[Kist, Joost Gerard]
KIST (Joost Gerard), geb. te Zoelen 29 Oct. 1822 als zoon van den predikant N.C. Kist en Catharina Wilhelmina Dijckmeester, gest. te 's Gravenhage 29 Juni 1897. Met zijns vaders benoeming tot hoogleeraar te Leiden in 1823 vertrok het gezin derwaarts en hier ontving de zoon zijn eerste opleiding en werd deze in 1840 als student in de rechten ingeschreven. Hij besloot zijn studie door zijn promotie tot doctor in de beide rechten op 16 Jan. 1847 na verdediging eener dissertatie: de Communionis universalis inter conjuges dissolutione ejusque effectibus jure Belgico antiquo (Lugd. Bat. 1847). Daarna vestigde hij zich als advocaat te Leiden en deed in Mei van hetzelfde jaar met goeden uitslag het examen voor candidaat-notaris. In 1852 deed hij zijn intrede in de rechterlijke macht als griffier van het kantongerecht te Noordwijk. Daarin bekleedde hij achtereenvolgens alle rangen der zittende magistratuur tot den hoogsten: in 1853 kantonrechter te Gouda, in 1855 kantonrechter te Dordrecht, in 1861 rechter in de arr. rechtbank te den Haag, in 1863 raadsheer in het Provinciaal Hof van Zuid-Holland, in 1869 raadsheer in den Hoogen Raad, van welk college hij 21 Mrt. 1885 voorzitter werd.
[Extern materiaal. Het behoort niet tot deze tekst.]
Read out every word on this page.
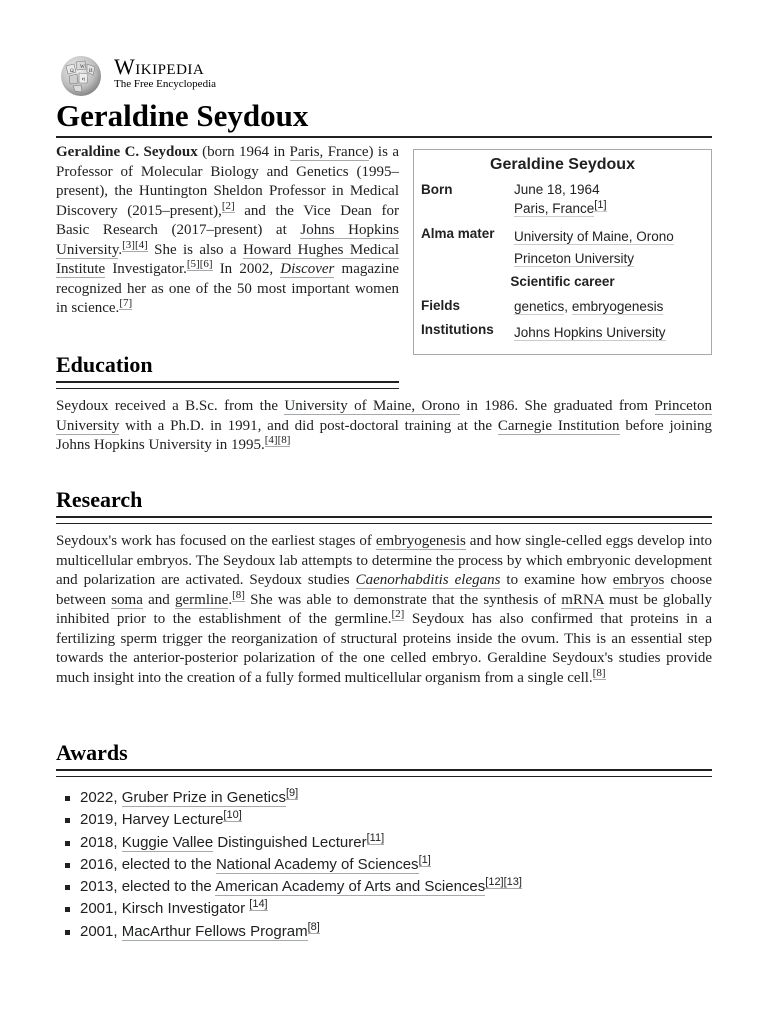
Ω
W
И
ग
Wikipedia
The Free Encyclopedia
Geraldine Seydoux

Geraldine C. Seydoux (born 1964 in Paris, France) is a Professor of Molecular Biology and Genetics (1995–present), the Huntington Sheldon Professor in Medical Discovery (2015–present),[2] and the Vice Dean for Basic Research (2017–present) at Johns Hopkins University.[3][4] She is also a Howard Hughes Medical Institute Investigator.[5][6] In 2002, Discover magazine recognized her as one of the 50 most important women in science.[7]

Geraldine Seydoux
Born	June 18, 1964
Paris, France[1]
Alma mater University of Maine, Orono
Princeton University
Scientific career
Fields	genetics, embryogenesis
Institutions Johns Hopkins University
Education

Seydoux received a B.Sc. from the University of Maine, Orono in 1986. She graduated from Princeton University with a Ph.D. in 1991, and did post-doctoral training at the Carnegie Institution before joining Johns Hopkins University in 1995.[4][8]

Research

Seydoux's work has focused on the earliest stages of embryogenesis and how single-celled eggs develop into multicellular embryos. The Seydoux lab attempts to determine the process by which embryonic development and polarization are activated. Seydoux studies Caenorhabditis elegans to examine how embryos choose between soma and germline.[8] She was able to demonstrate that the synthesis of mRNA must be globally inhibited prior to the establishment of the germline.[2] Seydoux has also confirmed that proteins in a fertilizing sperm trigger the reorganization of structural proteins inside the ovum. This is an essential step towards the anterior-posterior polarization of the one celled embryo. Geraldine Seydoux's studies provide much insight into the creation of a fully formed multicellular organism from a single cell.[8]

Awards
2022, Gruber Prize in Genetics[9]
2019, Harvey Lecture[10]
2018, Kuggie Vallee Distinguished Lecturer[11]
2016, elected to the National Academy of Sciences[1]
2013, elected to the American Academy of Arts and Sciences[12][13]
2001, Kirsch Investigator [14]
2001, MacArthur Fellows Program[8]
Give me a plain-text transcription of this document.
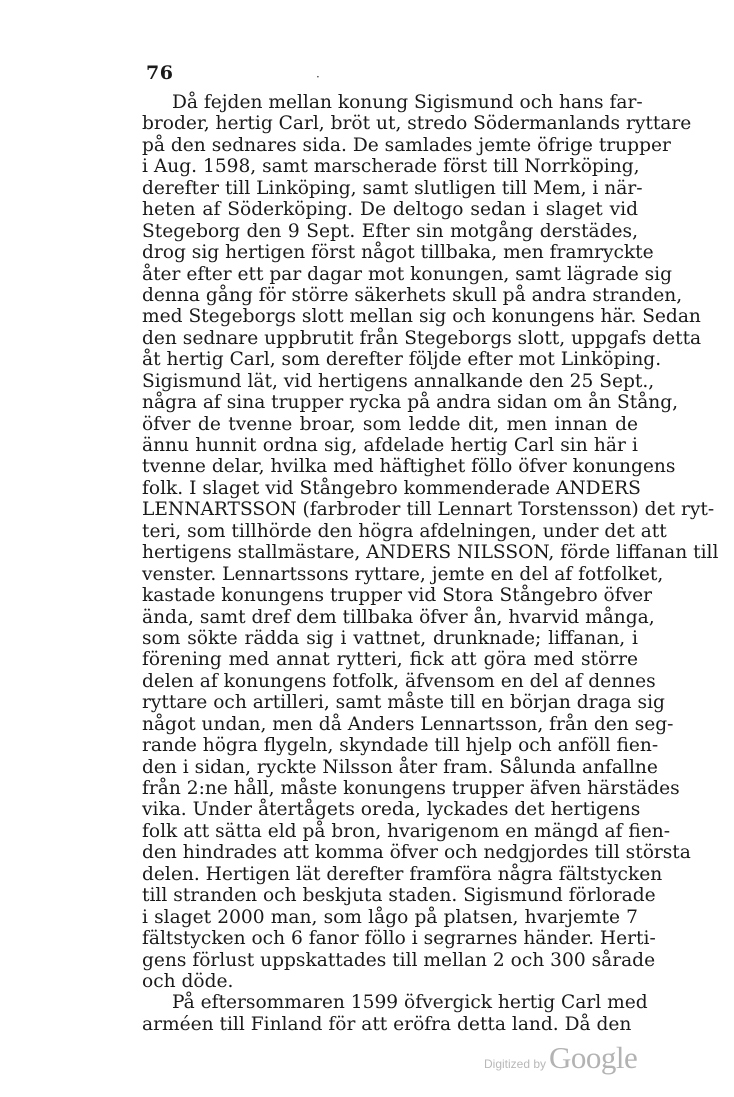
76	·
Då fejden mellan konung Sigismund och hans far-
broder, hertig Carl, bröt ut, stredo Södermanlands ryttare
på den sednares sida. De samlades jemte öfrige trupper
i Aug. 1598, samt marscherade först till Norrköping,
derefter till Linköping, samt slutligen till Mem, i när-
heten af Söderköping. De deltogo sedan i slaget vid
Stegeborg den 9 Sept. Efter sin motgång derstädes,
drog sig hertigen först något tillbaka, men framryckte
åter efter ett par dagar mot konungen, samt lägrade sig
denna gång för större säkerhets skull på andra stranden,
med Stegeborgs slott mellan sig och konungens här. Sedan
den sednare uppbrutit från Stegeborgs slott, uppgafs detta
åt hertig Carl, som derefter följde efter mot Linköping.
Sigismund lät, vid hertigens annalkande den 25 Sept.,
några af sina trupper rycka på andra sidan om ån Stång,
öfver de tvenne broar, som ledde dit, men innan de
ännu hunnit ordna sig, afdelade hertig Carl sin här i
tvenne delar, hvilka med häftighet föllo öfver konungens
folk. I slaget vid Stångebro kommenderade ANDERS
LENNARTSSON (farbroder till Lennart Torstensson) det ryt-
teri, som tillhörde den högra afdelningen, under det att
hertigens stallmästare, ANDERS NILSSON, förde liffanan till
venster. Lennartssons ryttare, jemte en del af fotfolket,
kastade konungens trupper vid Stora Stångebro öfver
ända, samt dref dem tillbaka öfver ån, hvarvid många,
som sökte rädda sig i vattnet, drunknade; liffanan, i
förening med annat rytteri, fick att göra med större
delen af konungens fotfolk, äfvensom en del af dennes
ryttare och artilleri, samt måste till en början draga sig
något undan, men då Anders Lennartsson, från den seg-
rande högra flygeln, skyndade till hjelp och anföll fien-
den i sidan, ryckte Nilsson åter fram. Sålunda anfallne
från 2:ne håll, måste konungens trupper äfven härstädes
vika. Under återtågets oreda, lyckades det hertigens
folk att sätta eld på bron, hvarigenom en mängd af fien-
den hindrades att komma öfver och nedgjordes till största
delen. Hertigen lät derefter framföra några fältstycken
till stranden och beskjuta staden. Sigismund förlorade
i slaget 2000 man, som lågo på platsen, hvarjemte 7
fältstycken och 6 fanor föllo i segrarnes händer. Herti-
gens förlust uppskattades till mellan 2 och 300 sårade
och döde.
På eftersommaren 1599 öfvergick hertig Carl med
arméen till Finland för att eröfra detta land. Då den
Digitized by Google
Die voorspoedige promotie dankte hij aan zijn uitnemende rechtershoedanigheden en aan den naam als kenner van het handelsrecht door zijn verschillende geschriften verworven. Ook in andere functies diende hij de gemeenschap, zoo was hij in 1855 korten tijd lid van den gemeenteraad te Gouda en werd hij in 1865 tot lid van dat college in den Haag gekozen; in 1876 werd hij curator der leidsche universiteit en in 1891 voorzitter van curatoren. Bij de instelling der staatscommissie tot herziening van het Wetboek van Koophandel in 1879 werd hij tot voorzitter daarvan
benoemd.
Zijn grooten naam als rechtsgeleerde verwierf hij zich als schrijver over handelsrecht. De Beginselen van Wisselregt volgens het Wetboek van Koophandel (Amsterd. 1852), later herdrukt als Het Handelspapier (1860) en in 1861 gevolgd door een tweede stuk, vormen met zijn De Maatschap of Vennootschap (Amsterd. 1863) de monographieën, die later tot het standaardwerk: Beginselen van Handelsregt volgens het Nederlandsche Wetboek van Koophandel zijn uitgegroeid. Van dit boek, tot op heden het meest gezaghebbende werk over ons Wetboek van Koophandel verschenen achtereenvolgens 6 deelen. Het verschijnt thans in nieuwe bewerking van Mr. L.E. Visser.